And remember, caffeine isn’t just in that Starbucks latte…If your dog sneaks a few bites of dark chocolate or swallows one of your chocolate-covered espresso beans, they can experience vomiting, diarrhea, panting, collapse, and death.
How much is too much? Any amount of caffeine.
What will happen at the vet? They’ll get IV fluids, and maybe given something to help them vomit.
How much could this cost? $1,500, or more with overnight ER fee.
What happens if my dog eats garlic or onions?
Garlic and onions elevate several of our favorite dishes, but they are dangerous foods for your pet!
Any form of garlic and onion are toxic to dogs—even onion powder. They cause hemolytic anemia, which means the red blood cells break apart and rupture and your dog will struggle to get enough oxygen to their vital organs. Just a few bites of onion or garlic may cause vomiting, diarrhea, discoloration of urine, pale gums, weakness, and tiredness.

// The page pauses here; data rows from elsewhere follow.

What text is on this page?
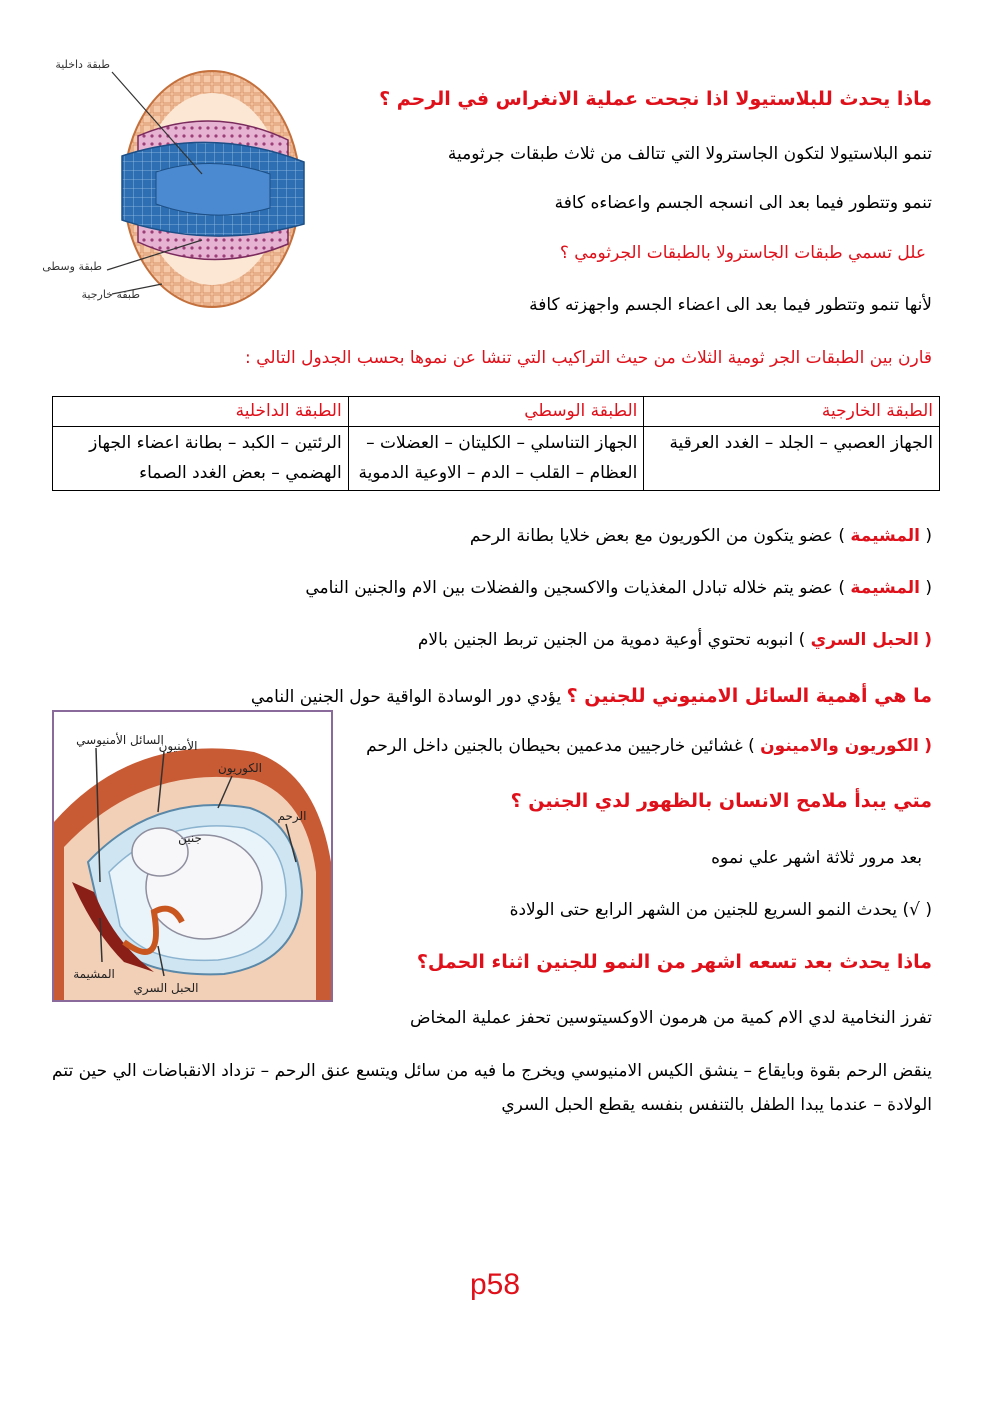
طبقة داخلية
طبقة وسطى
طبقة خارجية
ماذا يحدث للبلاستيولا اذا نجحت عملية الانغراس في الرحم ؟
تنمو البلاستيولا لتكون الجاسترولا التي تتالف من ثلاث طبقات جرثومية
تنمو وتتطور فيما بعد الى انسجه الجسم واعضاءه كافة
علل تسمي طبقات الجاسترولا بالطبقات الجرثومي ؟
لأنها تنمو وتتطور فيما بعد الى اعضاء الجسم واجهزته كافة
قارن بين الطبقات الجر ثومية الثلاث من حيث التراكيب التي تنشا عن نموها بحسب الجدول التالي :
الطبقة الخارجية	الطبقة الوسطي	الطبقة الداخلية
الجهاز العصبي – الجلد – الغدد العرقية	الجهاز التناسلي – الكليتان – العضلات – العظام – القلب – الدم – الاوعية الدموية	الرئتين – الكبد – بطانة اعضاء الجهاز الهضمي – بعض الغدد الصماء
( المشيمة ) عضو يتكون من الكوريون مع بعض خلايا بطانة الرحم
( المشيمة ) عضو يتم خلاله تبادل المغذيات والاكسجين والفضلات بين الام والجنين النامي
( الحبل السري ) انبوبه تحتوي أوعية دموية من الجنين تربط الجنين بالام
ما هي أهمية السائل الامنيوني للجنين ؟ يؤدي دور الوسادة الواقية حول الجنين النامي
( الكوريون والامينون ) غشائين خارجيين مدعمين بحيطان بالجنين داخل الرحم
السائل الأمنيوسي
الأمنيون
الكوريون
الرحم
جنين
المشيمة
الحبل السري
متي يبدأ ملامح الانسان بالظهور لدي الجنين ؟
بعد مرور ثلاثة اشهر علي نموه
( √) يحدث النمو السريع للجنين من الشهر الرابع حتى الولادة
ماذا يحدث بعد تسعه اشهر من النمو للجنين اثناء الحمل؟
تفرز النخامية لدي الام كمية من هرمون الاوكسيتوسين تحفز عملية المخاض
ينقض الرحم بقوة وبايقاع – ينشق الكيس الامنيوسي ويخرج ما فيه من سائل ويتسع عنق الرحم – تزداد الانقباضات الي حين تتم الولادة – عندما يبدا الطفل بالتنفس بنفسه يقطع الحبل السري
p58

Too much could be fatal. If your dog eats half of an onion, call the vet ASAP.
How much is too much? Anything beyond a small taste.
What will happen at the vet? Your vet will start with bloodwork to determine if their red blood cells were impacted. For small doses your vet will end up treating your dog with antacids anti-nausea medication, but if the bloodwork shows damage to your dog’s red cells they’ll need to get doses of antioxidants like vitamin C and nacetylcysteine, and in severe cases a blood transfusion. The tests and treatments can take anywhere from 24–72 hours.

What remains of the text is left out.